A lot of this comes down to how expensive music licensing is. Reality shows are notoriously cheap, often willing to risk the wellbeing of their contestants if it'll save production a buck or two. Ersatz pop soundtracks may seem like small potatoes in comparison, but it does feel ominous watching these shows and hearing what seems like an AI's approximation of pop music. It's music without real personality or taste, just an efficient method of matching the mood of whatever is happening onscreen.

MTV, a pioneer in the reality TV game, had the benefit of being a music channel that could license the biggest records of the moment for their shows, which lent them a certain verve.

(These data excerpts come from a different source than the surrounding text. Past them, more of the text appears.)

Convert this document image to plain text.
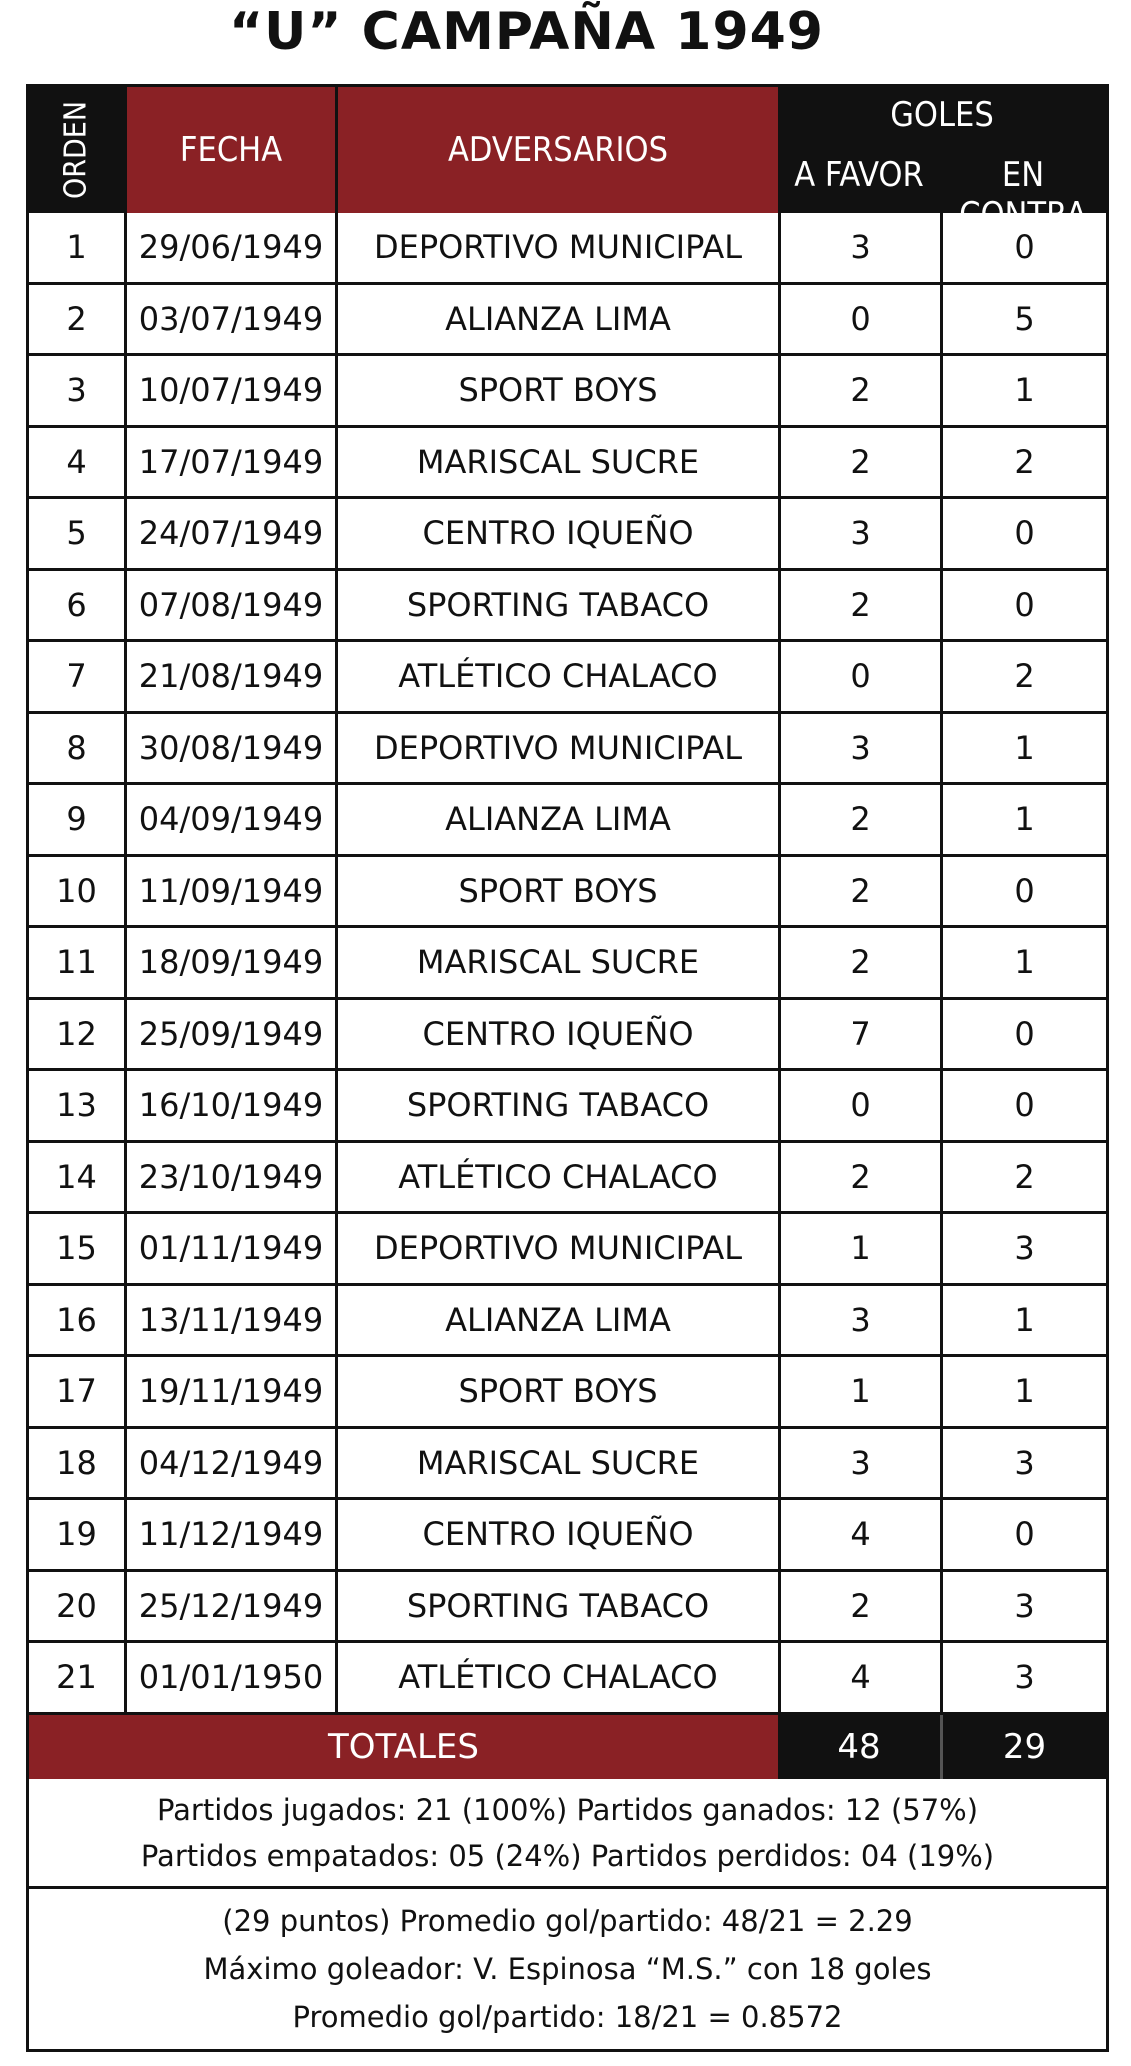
“U” CAMPAÑA 1949
ORDEN	FECHA	ADVERSARIOS
GOLES
A FAVOR	EN CONTRA
1	29/06/1949	DEPORTIVO MUNICIPAL	3	0
2	03/07/1949	ALIANZA LIMA	0	5
3	10/07/1949	SPORT BOYS	2	1
4	17/07/1949	MARISCAL SUCRE	2	2
5	24/07/1949	CENTRO IQUEÑO	3	0
6	07/08/1949	SPORTING TABACO	2	0
7	21/08/1949	ATLÉTICO CHALACO	0	2
8	30/08/1949	DEPORTIVO MUNICIPAL	3	1
9	04/09/1949	ALIANZA LIMA	2	1
10	11/09/1949	SPORT BOYS	2	0
11	18/09/1949	MARISCAL SUCRE	2	1
12	25/09/1949	CENTRO IQUEÑO	7	0
13	16/10/1949	SPORTING TABACO	0	0
14	23/10/1949	ATLÉTICO CHALACO	2	2
15	01/11/1949	DEPORTIVO MUNICIPAL	1	3
16	13/11/1949	ALIANZA LIMA	3	1
17	19/11/1949	SPORT BOYS	1	1
18	04/12/1949	MARISCAL SUCRE	3	3
19	11/12/1949	CENTRO IQUEÑO	4	0
20	25/12/1949	SPORTING TABACO	2	3
21	01/01/1950	ATLÉTICO CHALACO	4	3
TOTALES	48	29
Partidos jugados: 21 (100%) Partidos ganados: 12 (57%)
Partidos empatados: 05 (24%) Partidos perdidos: 04 (19%)
(29 puntos) Promedio gol/partido: 48/21 = 2.29
Máximo goleador: V. Espinosa “M.S.” con 18 goles
Promedio gol/partido: 18/21 = 0.8572
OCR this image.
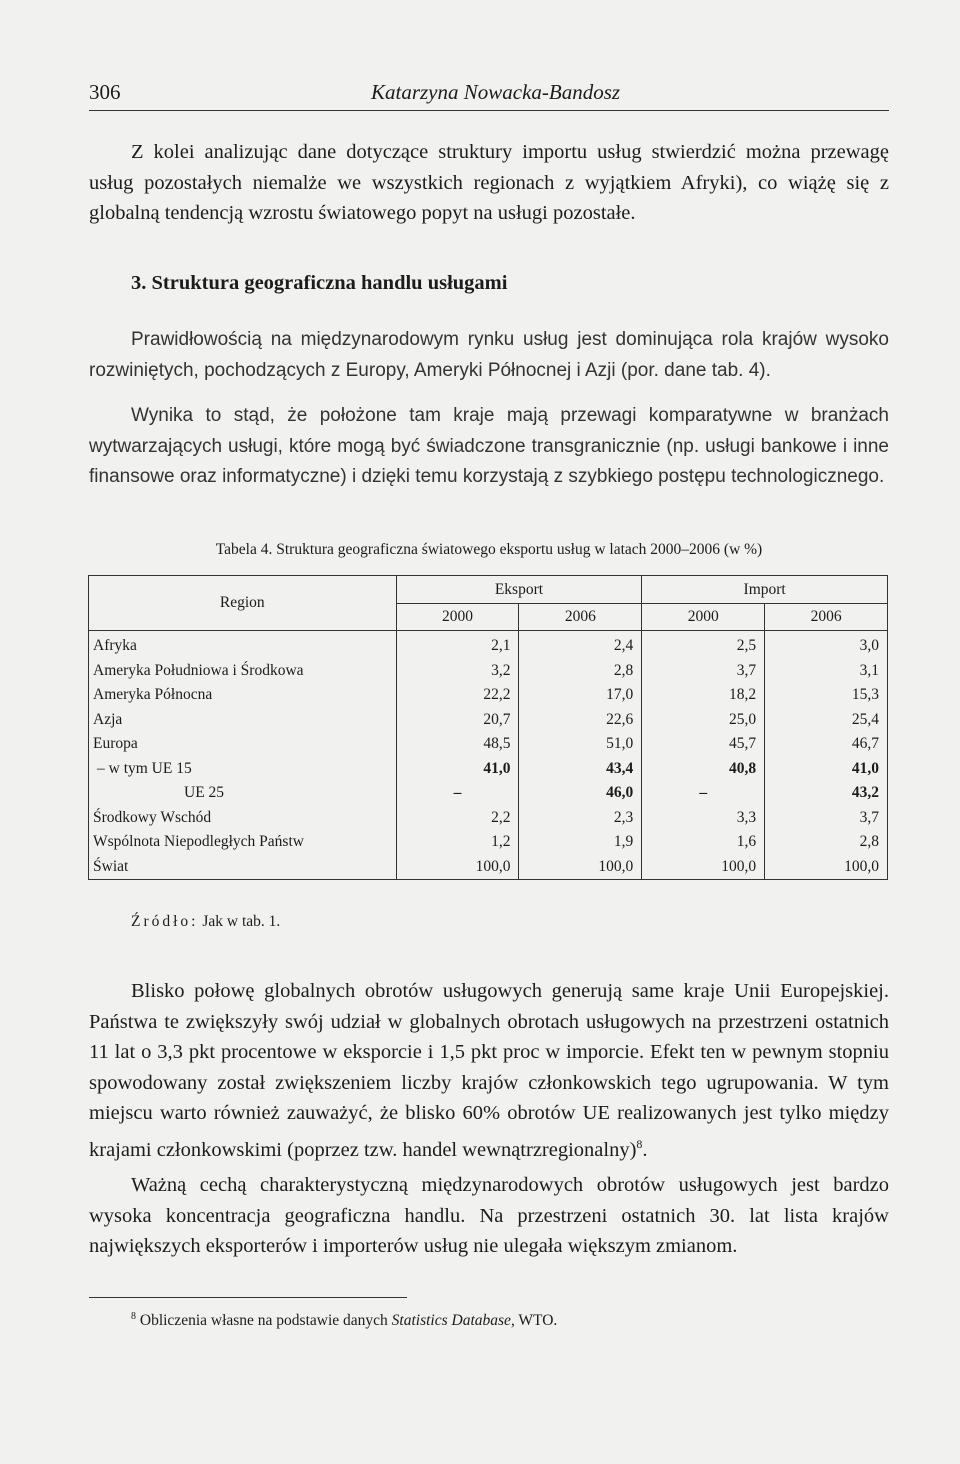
306	Katarzyna Nowacka-Bandosz

Z kolei analizując dane dotyczące struktury importu usług stwierdzić można przewagę usług pozostałych niemalże we wszystkich regionach z wyjątkiem Afryki), co wiążę się z globalną tendencją wzrostu światowego popyt na usługi pozostałe.

3. Struktura geograficzna handlu usługami

Prawidłowością na międzynarodowym rynku usług jest dominująca rola krajów wysoko rozwiniętych, pochodzących z Europy, Ameryki Północnej i Azji (por. dane tab. 4).

Wynika to stąd, że położone tam kraje mają przewagi komparatywne w branżach wytwarzających usługi, które mogą być świadczone transgranicznie (np. usługi bankowe i inne finansowe oraz informatyczne) i dzięki temu korzystają z szybkiego postępu technologicznego.

Tabela 4. Struktura geograficzna światowego eksportu usług w latach 2000–2006 (w %)
Region	Eksport		Import	
	2000	2006	2000	2006
Afryka	2,1	2,4	2,5	3,0
Ameryka Południowa i Środkowa	3,2	2,8	3,7	3,1
Ameryka Północna	22,2	17,0	18,2	15,3
Azja	20,7	22,6	25,0	25,4
Europa	48,5	51,0	45,7	46,7
– w tym UE 15	41,0	43,4	40,8	41,0
UE 25	–	46,0	–	43,2
Środkowy Wschód	2,2	2,3	3,3	3,7
Wspólnota Niepodległych Państw	1,2	1,9	1,6	2,8
Świat	100,0	100,0	100,0	100,0
Źródło: Jak w tab. 1.

Blisko połowę globalnych obrotów usługowych generują same kraje Unii Europejskiej. Państwa te zwiększyły swój udział w globalnych obrotach usługowych na przestrzeni ostatnich 11 lat o 3,3 pkt procentowe w eksporcie i 1,5 pkt proc w imporcie. Efekt ten w pewnym stopniu spowodowany został zwiększeniem liczby krajów członkowskich tego ugrupowania. W tym miejscu warto również zauważyć, że blisko 60% obrotów UE realizowanych jest tylko między krajami członkowskimi (poprzez tzw. handel wewnątrzregionalny)$^8$.

Ważną cechą charakterystyczną międzynarodowych obrotów usługowych jest bardzo wysoka koncentracja geograficzna handlu. Na przestrzeni ostatnich 30. lat lista krajów największych eksporterów i importerów usług nie ulegała większym zmianom.

$^8$ Obliczenia własne na podstawie danych Statistics Database, WTO.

If you don’t believe me, go stream a couple episodes of The Real World or something on Paramount Plus, where all the music has been removed for licensing issues. The shows have lost some potency as a result.

Even beyond the underlying insidiousness, I find that the weird music makes watching these shows slightly harder. It’s like a flashing sign pointing to its own artificiality. Everyone knows reality isn't real, just like we know the contestants come on the show not for true love but rather for a springboard into an influencer career, but it's difficult to maintain the necessary suspension of disbelief if they can't at least do a good job of pretending.

The Latest On The Diddy Trial

The trial of Sean Combs aka P. Diddy/Diddy/Puff Daddy/Puffy is entering its second month. It’s been as harrowing as you’d expect, despite the countless baby oil memes and jokes. Prosecutors aim to paint Combs not just as an abuser but specifically as a sex trafficker. Combs’s team concedes that he was a terrible boyfriend but insists that all of the sordid, awful details of his sex life, specifically as it relates to ex-girlfriend Cassie Ventura, were consensual.

As a result, Ventura was the first witness called to the stand, asked to revisit the timeline of her horrible experience with Combs. The defense tried to make the argument that text messages between the two in which she indicated any sort of approval or excitement as evidence against her contention that the relationship was coercive. The defense has also claimed that the security footage of him abusing her was doctored in some way as well.

Outside of Ventura, there have been a number of friends and witnesses brought in to corroborate her story, including her mom, who detailed the psychological mind games Combs would play on both her and her daughter. Other corroborators have been former Bad Boy artist Dawn Richard, rapper Kid Cudi, and another of Combs’s ex-girlfriends.

There have also been reports of Combs being reprimanded by the judge for his interactions with the jury, through facial expressions and nods, which could be interpreted as communication. 

As a whole, the sex trafficking RICO charge is the crux of the trial, and whether the prosecution can prove that he was trafficking women according to the letter of the law. The coverage of the trial by the general digital media has not exactly been useful, that is unless you’re more interested in gay-panic humor, baseless conspiracy theories, or just watching a lot of Stephen A. Cronkite coverage. Combs's fame, his long history of being a major and ruthless music executive, the lurid recounting of his sex life and drug use, the shocking details of what his celeb-filled parties entailed, the depravity he displayed in his relationship with Ventura, and the glimpse it all offers into the life of a particular type of rich and famous person seems to have more sway in the "media trial" he is undergoing than the particulars of the sex trafficking charges themselves. Some of that is inevitable, and some is even good for how it brings to light more systemic patterns of abuse and exploitation, which are especially prevalent in the entertainment industry. Some of it, though, veers into mere voyeuristic titillation that doesn't take seriously the disgusting behavior on display—much of it not even contested by Diddy himself. The lives of celebrities are often presented to us as exotic worlds at a remove from our everyday real life, which can make it easier to forget that all of this is involves real crimes, real pain, inflicted on and suffered by real people who aren't always as far away from us as we might imagine.